Smallest n-Smith numbers
David Wilson
davidwwilson at comcast.net
Sat Oct 8 23:01:10 CEST 2005
Observing the moratorium on OIES submissions, I hereby post the following to
seqfan for comment and later processing.
a(n) = smallest k >= 1 with (sum of digits of prime factors of k with
multiplicity)/(sum of digits of k) = n.
(0 <= n <= 45).
1 2 32 402 2401 2030 10112 10 200 10200 10010 100200 1000110 1000200 100
20000 10200000 1001000 100200000 1000110000 1000200000 1000 2000000
10200000000 100100000 100200000000 1000110000000 1000000000100 10000
200000000 10200000000000 10010000000 100200000000000 1000110000000000
100000000010000 100000 20000000000 1000000000000010 1001000000000
100200000000000000 1000110000000000000 10000000001000000 1000000
2000000000000 10000000000000001 100100000000000
Replacing a(1) = 2 with a(1) = 4 gives the smallest n-Smith numbers as
defined on Mathworld's "Smith Number" page.
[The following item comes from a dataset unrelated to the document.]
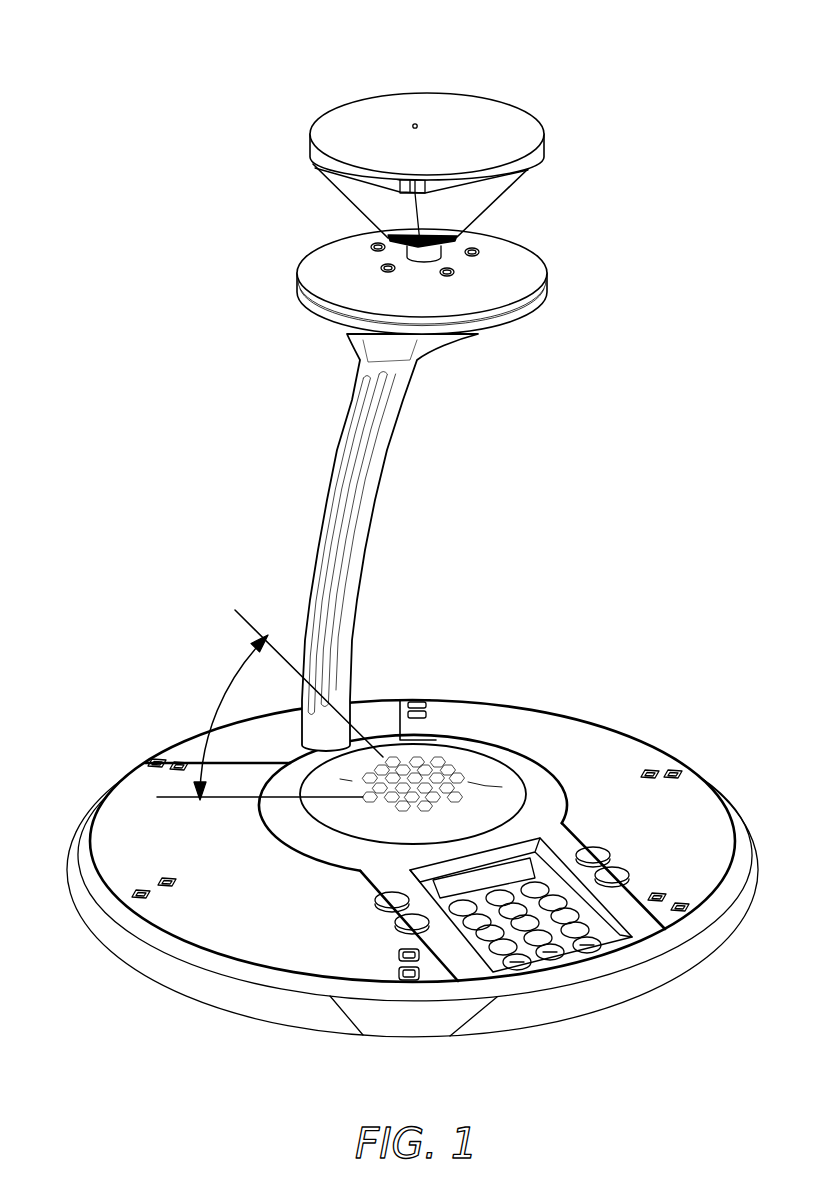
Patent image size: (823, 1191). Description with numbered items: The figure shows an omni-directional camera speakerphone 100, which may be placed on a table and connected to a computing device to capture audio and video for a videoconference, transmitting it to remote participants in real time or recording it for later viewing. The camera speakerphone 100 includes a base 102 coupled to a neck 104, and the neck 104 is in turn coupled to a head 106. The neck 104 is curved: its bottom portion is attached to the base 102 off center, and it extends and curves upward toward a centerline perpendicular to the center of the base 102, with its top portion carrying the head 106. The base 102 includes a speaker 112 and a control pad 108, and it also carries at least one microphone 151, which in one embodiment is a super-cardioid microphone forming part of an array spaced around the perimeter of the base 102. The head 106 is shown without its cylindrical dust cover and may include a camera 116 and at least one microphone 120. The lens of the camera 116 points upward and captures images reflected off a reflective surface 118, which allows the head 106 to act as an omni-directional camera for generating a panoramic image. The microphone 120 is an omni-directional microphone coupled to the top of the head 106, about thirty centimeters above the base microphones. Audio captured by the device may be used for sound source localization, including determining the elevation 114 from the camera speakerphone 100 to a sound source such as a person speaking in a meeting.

This is necessary because Smith
number omit the primes.
An easy bound a(n) <= 7*10^(k-1). A tighter but more complicated bound
gotten from the computed values is:
a(7k) = 10^k
a(7k+1) <= 2*10^(2k)
a(7k+2) <= 102*10^(3k-1)
a(7k+3) <= 1001*10^(2k-1)
a(7k+4) <= 1002*10^(3k-1)
a(7k+5) <= 100011*10^(3k-2)
a(7k+6) <= 10002*10^(3k-1)
for k >= 1.
I highly suspect that
lim n->inf (a(7+n)/a(n)) = 10 if n = 0, 100 if 1 <= n <= 6.